Shortly before 4 o'clock we were back at our tent. We had taken almost as much time on the descent as on the way up. Tiredness, and especially crossing that last ridge again, had taken its toll and slowed us down.
Since it was already late, there was no time to cook something or even melt snow if we wanted to get off the mountain the same day. We had about 2½ hours of light before it would be totally dark again. Ideally we would be back in base camp by then, but at least off the glacier. Half an hour later, we had packed up everything and were on the move again. Fortunately, it was mostly downhill now, and we made good time. By five o'clock we said goodbye to the glacier.
Since Pierre had more energy left than me, I suggested that he would descend at his own pace. I would follow a bit slower. In hindsight, that turned out to be a mistake. Not a big one, mind you, but a mistake nonetheless. Remember that, at the end of the day, there is a moraine to cross? On his food run, yesterday, he had actually found a trail up that moraine. He explained to me where to find it – but when I got to where I expected the big cairn marking the start, I didn't see it. And so I worked my way up some 100m off trail on rough terrain, while I was already running on vapor.
I kept plodding away, but it seemed to take forever. I wasn't worried, I knew I would get there eventually. The sun disappeared, but I hardly noticed. Slowly but surely I gained ground, and eventually reached the crest.
It was fully dark by now, but route finding wasn't a problem. I knew the area well enough. I figured that I was just a little higher than base camp, so once I had crossed the moraine, I headed down the small valley. The slope was gentle, almost flat even, with some low brushes to go around, but generally easy going. Before long I saw lights in the distance – and at the same time Pierre saw my headlight. He wondered why I was so late? Well, that's what you get for scrambling up a moraine off trail at the end of a long day!
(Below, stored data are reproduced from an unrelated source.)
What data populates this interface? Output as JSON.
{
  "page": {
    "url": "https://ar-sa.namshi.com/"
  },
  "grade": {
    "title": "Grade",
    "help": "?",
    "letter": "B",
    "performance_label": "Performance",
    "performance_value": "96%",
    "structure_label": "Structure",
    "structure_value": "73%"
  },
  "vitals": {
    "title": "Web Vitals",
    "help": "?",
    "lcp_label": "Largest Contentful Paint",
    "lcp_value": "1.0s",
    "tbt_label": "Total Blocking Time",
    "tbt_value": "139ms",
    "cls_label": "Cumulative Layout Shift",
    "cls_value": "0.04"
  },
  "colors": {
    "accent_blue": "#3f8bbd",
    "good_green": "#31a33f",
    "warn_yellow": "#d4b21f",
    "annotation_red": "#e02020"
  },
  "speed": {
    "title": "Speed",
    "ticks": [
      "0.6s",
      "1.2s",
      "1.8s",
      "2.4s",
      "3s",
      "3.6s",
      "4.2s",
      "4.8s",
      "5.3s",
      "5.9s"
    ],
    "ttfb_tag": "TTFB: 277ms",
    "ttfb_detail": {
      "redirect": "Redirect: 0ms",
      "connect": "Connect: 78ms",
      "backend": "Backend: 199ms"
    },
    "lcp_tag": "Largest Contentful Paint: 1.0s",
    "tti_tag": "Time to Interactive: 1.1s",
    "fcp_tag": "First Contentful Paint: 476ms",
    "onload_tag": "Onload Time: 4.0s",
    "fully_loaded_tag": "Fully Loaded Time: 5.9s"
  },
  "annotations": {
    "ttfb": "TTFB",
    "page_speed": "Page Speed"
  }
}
The experience also taught me that camping by the lake would have been better – for humans, that, is, because there wouldn't have been anything to eat for the mules. They would have had to stay further down in the valley.
Back to civilization
Going downhill it was easy to keep a pretty good pace. Including a break at the gate – although the arriero had the key this time so we didn't have to do any (de)construction work, it was simply a nice and convenient place for it – we covered the 16km to the trailhead in 3½ hours. Our taxi arrived ten minutes later, and quickly we were off to the high life in Huaraz, to enjoy good food and a bit of rest and relaxation in preparation for the next adventure. But that's another story.
The story continues here: Urus Central: To boldly err where no man has erred before
Notes John Biggar: The Andes - A guide for climbers, 3rd edition, 2005. ISBN 0953608727.
 The cairns don't mean that Uruashraju is climbed often. There are other, much easier peaks in the area, notably the row of minor summits on the south ridge of Rurec.
 If the weather is good or if you are fast, you can climb Uruashraju from the edge of the glacier. In addition, it would be easy to hike out of the valley from there on the day after.
But if we had camped there that day, I don't think we would have made it. As it was, the clouds descended upon us when we were well on our way to the summit, and although we couldn't see far, we were fortunate enough that there really was just one logical way to go, which also proved to be the right one. Had we still been on the plateau before the steep ramp when the clouds descended, I believe we would have turned back.